= Adele Ferguson (American journalist) =

American journalist (died 2015)

Adele Ferguson (1924/1925 – March 3, 2015) was an American journalist for the Bremerton Sun. She was the first woman to work as a full-time reporter at the Washington State Legislature in Olympia, Washington, a position she held for 32 years.

== Life and career ==
Ferguson grew up in Minnesota as a member of a large family, the second of ten children. Ferguson, who never attended college and had no formal training, first joined a newsroom in 1943 by lying about her previous experience. After the conclusion of World War II, Ferguson began working for the Bremerton Sun as a columnist, initially covering local politics and the Bremerton Police Department. Her column was titled "The Farmer's Daughter" and was published in the "women's section" of the newspaper. In 1957 she was excluded from a journalists tour on the USS Nautilus (SSN-571) nuclear-powered submarine for being a woman. After a column she wrote about the snub attracted nationwide attention, the Navy reversed their decision and gave her a personal tour.

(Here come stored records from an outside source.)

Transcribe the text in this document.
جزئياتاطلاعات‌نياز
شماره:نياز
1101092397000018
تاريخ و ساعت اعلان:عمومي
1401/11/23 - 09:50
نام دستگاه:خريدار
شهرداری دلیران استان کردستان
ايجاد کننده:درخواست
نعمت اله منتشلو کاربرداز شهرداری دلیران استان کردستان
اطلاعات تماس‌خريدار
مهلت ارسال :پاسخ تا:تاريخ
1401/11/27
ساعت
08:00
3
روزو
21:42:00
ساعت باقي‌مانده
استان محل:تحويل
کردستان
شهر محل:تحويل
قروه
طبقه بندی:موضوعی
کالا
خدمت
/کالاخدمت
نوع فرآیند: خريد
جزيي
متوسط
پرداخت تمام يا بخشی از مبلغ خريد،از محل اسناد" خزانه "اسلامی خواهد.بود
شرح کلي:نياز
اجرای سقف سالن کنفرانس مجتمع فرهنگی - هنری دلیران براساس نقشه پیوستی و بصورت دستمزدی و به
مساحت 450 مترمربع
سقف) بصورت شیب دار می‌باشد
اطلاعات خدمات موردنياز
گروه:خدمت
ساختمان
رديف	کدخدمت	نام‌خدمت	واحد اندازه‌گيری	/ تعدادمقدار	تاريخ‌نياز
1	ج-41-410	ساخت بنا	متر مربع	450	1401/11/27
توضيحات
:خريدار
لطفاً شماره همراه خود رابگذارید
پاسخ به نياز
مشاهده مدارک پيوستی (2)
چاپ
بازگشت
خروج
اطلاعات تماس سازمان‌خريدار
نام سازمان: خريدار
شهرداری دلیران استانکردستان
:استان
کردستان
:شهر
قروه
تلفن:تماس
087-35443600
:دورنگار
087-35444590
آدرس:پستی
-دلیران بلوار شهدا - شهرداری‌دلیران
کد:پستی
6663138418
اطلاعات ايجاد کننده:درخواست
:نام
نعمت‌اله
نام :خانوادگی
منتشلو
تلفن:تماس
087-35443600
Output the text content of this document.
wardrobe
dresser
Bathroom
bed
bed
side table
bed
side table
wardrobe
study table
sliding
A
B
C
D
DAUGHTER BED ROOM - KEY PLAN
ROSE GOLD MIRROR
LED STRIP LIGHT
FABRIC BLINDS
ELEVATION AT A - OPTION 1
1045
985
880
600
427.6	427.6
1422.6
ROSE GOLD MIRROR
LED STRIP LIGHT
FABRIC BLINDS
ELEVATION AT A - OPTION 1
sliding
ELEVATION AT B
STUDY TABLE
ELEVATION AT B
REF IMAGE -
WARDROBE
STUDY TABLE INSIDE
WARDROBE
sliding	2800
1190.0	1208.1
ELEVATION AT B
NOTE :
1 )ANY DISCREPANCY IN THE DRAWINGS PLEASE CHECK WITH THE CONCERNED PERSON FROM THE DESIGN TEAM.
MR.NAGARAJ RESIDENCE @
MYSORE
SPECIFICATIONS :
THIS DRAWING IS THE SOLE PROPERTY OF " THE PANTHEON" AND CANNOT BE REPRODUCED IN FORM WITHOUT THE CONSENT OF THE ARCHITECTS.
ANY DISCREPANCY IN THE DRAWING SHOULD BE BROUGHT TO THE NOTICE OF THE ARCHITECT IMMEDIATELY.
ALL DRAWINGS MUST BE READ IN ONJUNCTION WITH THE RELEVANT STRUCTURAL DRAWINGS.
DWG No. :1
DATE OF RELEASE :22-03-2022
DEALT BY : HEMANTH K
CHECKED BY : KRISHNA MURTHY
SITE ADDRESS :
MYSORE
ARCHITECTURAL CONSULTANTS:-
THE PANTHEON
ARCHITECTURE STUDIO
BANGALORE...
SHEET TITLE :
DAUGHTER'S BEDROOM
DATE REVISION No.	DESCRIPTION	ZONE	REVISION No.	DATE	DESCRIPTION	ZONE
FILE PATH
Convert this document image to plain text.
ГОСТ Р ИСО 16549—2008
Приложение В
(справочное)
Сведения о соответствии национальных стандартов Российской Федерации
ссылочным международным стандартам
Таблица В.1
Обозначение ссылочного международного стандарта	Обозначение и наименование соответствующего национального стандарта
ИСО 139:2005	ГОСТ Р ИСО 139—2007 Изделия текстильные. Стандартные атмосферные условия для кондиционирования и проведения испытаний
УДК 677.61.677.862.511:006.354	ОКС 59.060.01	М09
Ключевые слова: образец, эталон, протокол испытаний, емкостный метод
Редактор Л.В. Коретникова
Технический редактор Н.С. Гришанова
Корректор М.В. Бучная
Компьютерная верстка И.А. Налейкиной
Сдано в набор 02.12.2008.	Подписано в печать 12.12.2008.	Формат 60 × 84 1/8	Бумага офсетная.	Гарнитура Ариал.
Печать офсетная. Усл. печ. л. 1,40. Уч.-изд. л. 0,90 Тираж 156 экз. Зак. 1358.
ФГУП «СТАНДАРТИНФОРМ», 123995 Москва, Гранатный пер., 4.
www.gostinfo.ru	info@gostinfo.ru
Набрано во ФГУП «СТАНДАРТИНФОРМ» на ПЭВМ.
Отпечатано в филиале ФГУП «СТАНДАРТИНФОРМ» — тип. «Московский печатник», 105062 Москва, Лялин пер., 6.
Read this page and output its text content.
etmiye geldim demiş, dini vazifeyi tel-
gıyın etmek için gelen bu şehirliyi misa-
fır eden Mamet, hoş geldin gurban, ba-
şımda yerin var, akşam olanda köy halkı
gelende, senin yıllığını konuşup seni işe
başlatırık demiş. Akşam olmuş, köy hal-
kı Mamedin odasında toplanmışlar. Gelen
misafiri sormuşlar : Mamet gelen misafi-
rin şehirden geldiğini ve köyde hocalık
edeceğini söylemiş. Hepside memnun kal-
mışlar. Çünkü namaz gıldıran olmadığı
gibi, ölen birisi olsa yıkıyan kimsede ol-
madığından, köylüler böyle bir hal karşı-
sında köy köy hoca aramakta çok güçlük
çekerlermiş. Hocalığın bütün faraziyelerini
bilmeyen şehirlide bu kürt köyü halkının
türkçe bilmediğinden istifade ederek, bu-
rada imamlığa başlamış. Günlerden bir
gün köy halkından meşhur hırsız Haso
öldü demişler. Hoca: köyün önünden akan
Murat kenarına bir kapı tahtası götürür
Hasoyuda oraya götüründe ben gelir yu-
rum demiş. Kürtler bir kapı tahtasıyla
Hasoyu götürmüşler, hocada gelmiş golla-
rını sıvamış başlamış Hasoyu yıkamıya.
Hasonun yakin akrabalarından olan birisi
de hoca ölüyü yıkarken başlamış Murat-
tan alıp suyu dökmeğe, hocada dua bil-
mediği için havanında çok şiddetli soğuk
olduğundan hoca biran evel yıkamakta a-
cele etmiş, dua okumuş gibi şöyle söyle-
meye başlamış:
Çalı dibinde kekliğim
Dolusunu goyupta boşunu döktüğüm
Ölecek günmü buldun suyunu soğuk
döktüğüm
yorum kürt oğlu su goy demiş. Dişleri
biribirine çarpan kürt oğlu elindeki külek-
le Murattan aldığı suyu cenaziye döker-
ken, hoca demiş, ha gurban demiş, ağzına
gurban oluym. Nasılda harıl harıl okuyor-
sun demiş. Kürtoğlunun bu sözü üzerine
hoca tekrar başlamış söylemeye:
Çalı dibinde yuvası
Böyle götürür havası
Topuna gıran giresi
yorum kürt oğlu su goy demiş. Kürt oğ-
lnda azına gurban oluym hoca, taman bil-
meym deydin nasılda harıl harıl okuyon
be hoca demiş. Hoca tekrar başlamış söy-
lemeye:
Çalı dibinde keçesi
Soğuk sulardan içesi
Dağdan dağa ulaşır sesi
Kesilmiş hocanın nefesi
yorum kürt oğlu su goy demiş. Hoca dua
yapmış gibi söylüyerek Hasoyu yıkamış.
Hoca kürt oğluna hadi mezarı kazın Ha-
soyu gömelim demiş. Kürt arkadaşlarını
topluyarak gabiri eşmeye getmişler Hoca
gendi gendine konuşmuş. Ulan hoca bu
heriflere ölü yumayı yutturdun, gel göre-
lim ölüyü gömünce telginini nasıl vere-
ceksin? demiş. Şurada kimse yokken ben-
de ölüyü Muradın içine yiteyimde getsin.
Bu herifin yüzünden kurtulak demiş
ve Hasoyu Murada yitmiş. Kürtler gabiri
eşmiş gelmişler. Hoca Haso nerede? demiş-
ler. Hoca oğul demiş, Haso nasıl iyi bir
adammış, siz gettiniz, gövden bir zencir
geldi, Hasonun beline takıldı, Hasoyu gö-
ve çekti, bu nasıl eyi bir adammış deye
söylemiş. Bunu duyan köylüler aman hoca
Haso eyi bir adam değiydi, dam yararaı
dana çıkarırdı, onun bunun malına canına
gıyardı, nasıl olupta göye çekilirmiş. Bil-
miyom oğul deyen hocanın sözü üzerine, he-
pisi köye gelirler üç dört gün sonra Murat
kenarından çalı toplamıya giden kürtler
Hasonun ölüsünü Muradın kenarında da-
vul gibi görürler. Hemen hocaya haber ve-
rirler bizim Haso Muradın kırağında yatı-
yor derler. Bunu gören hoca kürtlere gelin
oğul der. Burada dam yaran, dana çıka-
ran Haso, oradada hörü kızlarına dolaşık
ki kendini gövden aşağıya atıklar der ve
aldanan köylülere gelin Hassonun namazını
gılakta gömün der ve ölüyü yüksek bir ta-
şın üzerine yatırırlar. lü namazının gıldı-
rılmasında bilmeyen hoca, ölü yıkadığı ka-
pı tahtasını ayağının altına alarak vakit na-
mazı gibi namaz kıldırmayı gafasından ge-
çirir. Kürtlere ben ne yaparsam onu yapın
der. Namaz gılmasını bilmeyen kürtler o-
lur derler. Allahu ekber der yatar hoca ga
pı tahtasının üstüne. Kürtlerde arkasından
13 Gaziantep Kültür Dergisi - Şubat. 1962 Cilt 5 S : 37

Ferguson began exclusively covering the Washington State Legislature in 1961, becoming the first full-time female reporter there for any newspaper. She faced sexism and harassment upon moving to Olympia. In 2008 she recounted that "they didn't speak to me, the men," referring to other members of the press pool. Early in her time there she was sexually harassed by a state senator. Over time, however, she gained a reputation for being a fierce and blunt reporter. Former Washington Secretary of State Ralph Munro once commented on her columns, saying:

Adele is the only legitimate tsunami to ever hit the state capitol. Elected officials would rush to the one news stand that carried The Bremerton Sun in the Legislative Building to see who she had drowned in her column this week. Those who weren't totally dead from the wave would often take weeks to recover their ego and energy. Adele knew how to hit and hit hard.
She retired from full-time reporting in 1993 but continued to write the occasional column until her death in 2015. In 1998 a bridge across Washington State Route 305 in Poulsbo was named "The Adele Ferguson Overpass" in her honor.

In 2009 she was one of the first three people honored by the Washington State Legacy Project, which publishes detailed histories of notable Washington residents.

== Personal life ==
Ferguson was married to John Philipsen from 1946 until his death in 2005. She had been briefly married before meeting him. She had two children. Ferguson was politically a conservative, and often attracted controversy for her political opinions. She died on March 3, 2015, at the age of 90.